There are two clear take-aways from these incidents.
1. Reliability by design is more important than ever.
The criteria you use to evaluate potential business partners must include a strong focus on reliability by design – a top-to-bottom commitment to incorporating reliability as a core requirement driving the design, development, and delivery of the services they provide.
Lip service is not enough. The company’s commitment to reliability must be deep and enduring enough to overrule short-term commercial considerations that might lead them to cut corners.
Moreover, with the complexity of digital systems, it’s not enough to tout the reliability of one visible or central component. The principles of reliability by design must be applied to the entire digital ecosystem involved in delivering services. Your providers must have a deep and thorough understanding of the interdependencies that power their services.
And you should as well.
2. No one is immune, no matter how big or well-established.
These outages all happened to market leaders with excellent reputations that have earned them huge numbers of customers. Yes, there may be reassurance in numbers, but clearly you can’t count on safety in numbers. “It can’t happen to them” does not apply.
For your enterprise, that means no potential partner gets a free pass. You need to evaluate every business, no matter how large or prominent, with the same cold, analytical questions about their commitment to reliability by design, and how it has played out in their services and infrastructure.

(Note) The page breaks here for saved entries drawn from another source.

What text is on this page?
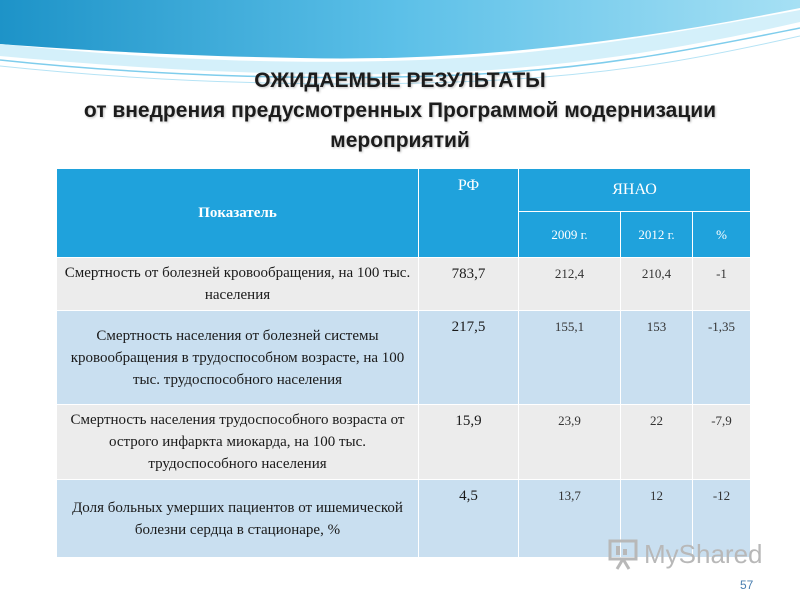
ОЖИДАЕМЫЕ РЕЗУЛЬТАТЫ
от внедрения предусмотренных Программой модернизации
мероприятий
Показатель	РФ	ЯНАО		
		2009 г.	2012 г.	%
Смертность от болезней кровообращения, на 100 тыс. населения	783,7	212,4	210,4	-1
Смертность населения от болезней системы кровообращения в трудоспособном возрасте, на 100 тыс. трудоспособного населения	217,5	155,1	153	-1,35
Смертность населения трудоспособного возраста от острого инфаркта миокарда, на 100 тыс. трудоспособного населения	15,9	23,9	22	-7,9
Доля больных умерших пациентов от ишемической болезни сердца в стационаре, %	4,5	13,7	12	-12
MyShared
57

If you’re wondering about Neustar Security Services – and you should be – we are and always have been fully committed to the fundamentals at the core of the services we provide, including reliability by design, security, performance, and support.
For example, we just completed a major upgrade to our UltraSecurity platform, expanding our application security network to 14 locations and deepening our mitigation capacity to 11 Tbps. We also expanded our global DNS footprint to 30 sites while simultaneously overhauling virtually every aspect of our UltraDNS service delivery, including new and expanded transit, faster compute nodes and much faster zone propagation.
These improvements were not driven by any deficiencies that affected our customers or our services. They are the result of our commitment to constantly challenge ourselves to do better.
Every service provider you choose should be doing the same.